В словно начертанной по трафарету истории Маруси, рвущейся из домашнего мирка – где обманываемая мужем несчастная мать-наседка не выдерживает в конце концов длящегося унижения, веселящийся, любящий кутнуть отец, друг дома - франтоватый прожигатель жизни, знакомые и надоевшие лица пустоватых гостей, - в яркий и фантастический мир театра, неожиданно обнаруживается сила и притягательность. Не менее типична и развязка истории: затрапезное, полунищее существование актеров-гастролеров, находящихся во власти антрепренеров-обманщиков, разочарование в любви и понимание невозможности вернуться в мир иллюзий и надежд юности. Все это покоряло зрителя. «И оттого, что это – такая старая история, и так часто повторяющаяся, и такая простая, - она такая трогательная» , - подытоживал свои наблюдения один критик. Недостатки искупались  «искренностью порыва»‚  «глубокой и неподдельной любовью к человеку», которая буквально «заражает»  зрителя, живостью и остроумием диалогов.
Может быть, особенно удачно прозвучала у Щепкиной-Куперник в этой пьесе тема молодости, горячей, захлебывающейся от впечатлений, когда жадный поиск нового, неизведанного буквально пьянит, и ты чувствуешь себя готовой к свершениям и победам. Такова перед нами юная Муся в первом действии. И здесь она отталкивалась от исполнения роли Нины Заречной М.Роксановой, которая, по ее определению, «была положительно нехороша. Поэтичности не хватало; обыкновенная провинциальная девица, с южнорусским выговором лепетавшая: “ах как я хочю на сцену” . Ее Муся – яркое, живое, трепетное создание. Тем горше переход от этой наивной девочки к юной Марусе, а потом и актрисе с именем Мирра. Автор попыталась нарисовать три разных женских ипостаси, воплощенных в одном образе, что позволяет увидеть в героине пьесы не банальный бытовой типаж, а нечто более значительное. А если вспомнить, что и мать девушки зовут Марья Николаевна, - то перед нами налицо весь набор социальных ролей, предоставляемых женщине на определенном временном отрезке. Но в этом можно обнаружить и мифологический подтекст: святая и грешная Марии предстают едва ли не в одном образе.
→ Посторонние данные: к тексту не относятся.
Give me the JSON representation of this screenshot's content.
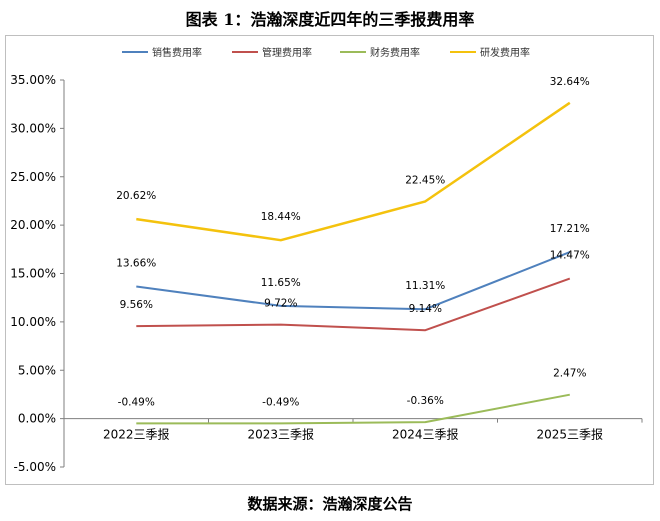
{
  "title": "图表 1：浩瀚深度近四年的三季报费用率",
  "source": "数据来源：浩瀚深度公告",
  "chart_data": {
    "type": "line",
    "categories": [
      "2022三季报",
      "2023三季报",
      "2024三季报",
      "2025三季报"
    ],
    "ylim": [
      -5,
      35
    ],
    "yticks": [
      -5,
      0,
      5,
      10,
      15,
      20,
      25,
      30,
      35
    ],
    "ytick_labels": [
      "-5.00%",
      "0.00%",
      "5.00%",
      "10.00%",
      "15.00%",
      "20.00%",
      "25.00%",
      "30.00%",
      "35.00%"
    ],
    "legend_position": "top",
    "grid": false,
    "series": [
      {
        "name": "销售费用率",
        "color": "#4F81BD",
        "values": [
          13.66,
          11.65,
          11.31,
          17.21
        ],
        "labels": [
          "13.66%",
          "11.65%",
          "11.31%",
          "17.21%"
        ]
      },
      {
        "name": "管理费用率",
        "color": "#C0504D",
        "values": [
          9.56,
          9.72,
          9.14,
          14.47
        ],
        "labels": [
          "9.56%",
          "9.72%",
          "9.14%",
          "14.47%"
        ]
      },
      {
        "name": "财务费用率",
        "color": "#9BBB59",
        "values": [
          -0.49,
          -0.49,
          -0.36,
          2.47
        ],
        "labels": [
          "-0.49%",
          "-0.49%",
          "-0.36%",
          "2.47%"
        ]
      },
      {
        "name": "研发费用率",
        "color": "#F4C20D",
        "values": [
          20.62,
          18.44,
          22.45,
          32.64
        ],
        "labels": [
          "20.62%",
          "18.44%",
          "22.45%",
          "32.64%"
        ]
      }
    ]
  }
}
Вообще аллюзии нередко возникают при прочтении пьес Щепкиной-Куперник, хотя, возможно, сама автор и не вкладывала в свои произведения дополнительного смысла. Так, название «Барышня с фиалками» возникло из-за ее любви к этим цветам и утвердилось окончательно в день читки пьесы в кругу друзей, которые буквально завалили автора подношениями: корзинами темно-лиловых пармских фиалок. Но оно, конечно, напоминает «Даму с камелиями», тем более что по содержанию пьеса Щепкиной-Куперник вступает в прямой диалог со своей предшественницей: если Маргарита Готье, падшая, но благородная женщина, ради любви отказывалась от прежней жизни, то Нелли Чемезова, напротив, отказывается от любви, предпочитая ей полную непредвиденных взлетов и падений жизнь актрисы.
«Одну из них» совершенно справедливо сравнивали с чеховской «Чайкой», указав, конечно, что Щепкина-Куперник ни в коей мере не может соперничать с великим драматургом, поскольку ее характерам не хватает глубины. Действительно, в судьбе Мирры не прочитывается того негромкого трагизма, который отличает Нину Заречную, и даже обещавший ей вечную любовь и помощь, произносивший  высокие и красивые слова, а теперь погрязший в быту Строев – это не уставший от жизни, растерявший былые  идеалы, равнодушно-пресыщенный Тригорин. На дистанцию, отделяющую Щепкину-Куперник от Чехова, указывает и финал пьесы. Вместо чеховской недоговоренности, открывающей перспективы жизни, налицо назидательно-демагогический финал, отнимающий у Мирры последнюю надежду на иную жизнь.
Но глубина компенсируется богатством деталей, бытовых подробностей, погруженностью в фактуру бытия, широкой панорамой жизни. И в итоге мы получаем произведение, точно рисующее атмосферу, в которой вызревают чистые и наивные девушки, которые, чувствуя непонимание со стороны окружающих, задыхаясь в пошлой обстановке, устремляются на сцену в погоне за славой, готовы как завороженные идти на  первый зов, если он раздается из того, неведомого и недоступного мира, которым кружит голову успех и которые платят за него очень высокую цену. По пьесам Щепкиной-Куперник также можно изучать каждодневную жизнь  среднеинтеллигентской семьи, всех этих профессоров, редакторов газет и журналов, критиков, писателей, не очень крупных ученых и чиновников, которые могли путать «лекции и Иветту Гильбер, Толстого и цыган, корректуры и устрицы» . Она сама ставила себе в заслугу, что в «Барышне с фиалками», «картины жизни кулис, актрисы и адвоката нарисованы довольно жизненно» . Из ее пьес можно узнать, что смотрели в театрах, заказывали в ресторанах, предпочитали есть дома. Они представляют собой «энциклопедию жизни» определенного слоя людей, сохраняют аромат эпохи, все то исчезающее и уходящее, что запечатлено не в духовной сфере, а в материальной оболочке. Это сумели оценить современники. Эм.Бескин писал: «Есть те краски <…>, которых не может дать мужчина, которые способна воспринять только женщина. Шелк, бархат, духи, цветы. Их у Щепкиной-Куперник очень много. И комбинирует их она очень удачно. Знает, к какой ткани какие духи, какие цветы» .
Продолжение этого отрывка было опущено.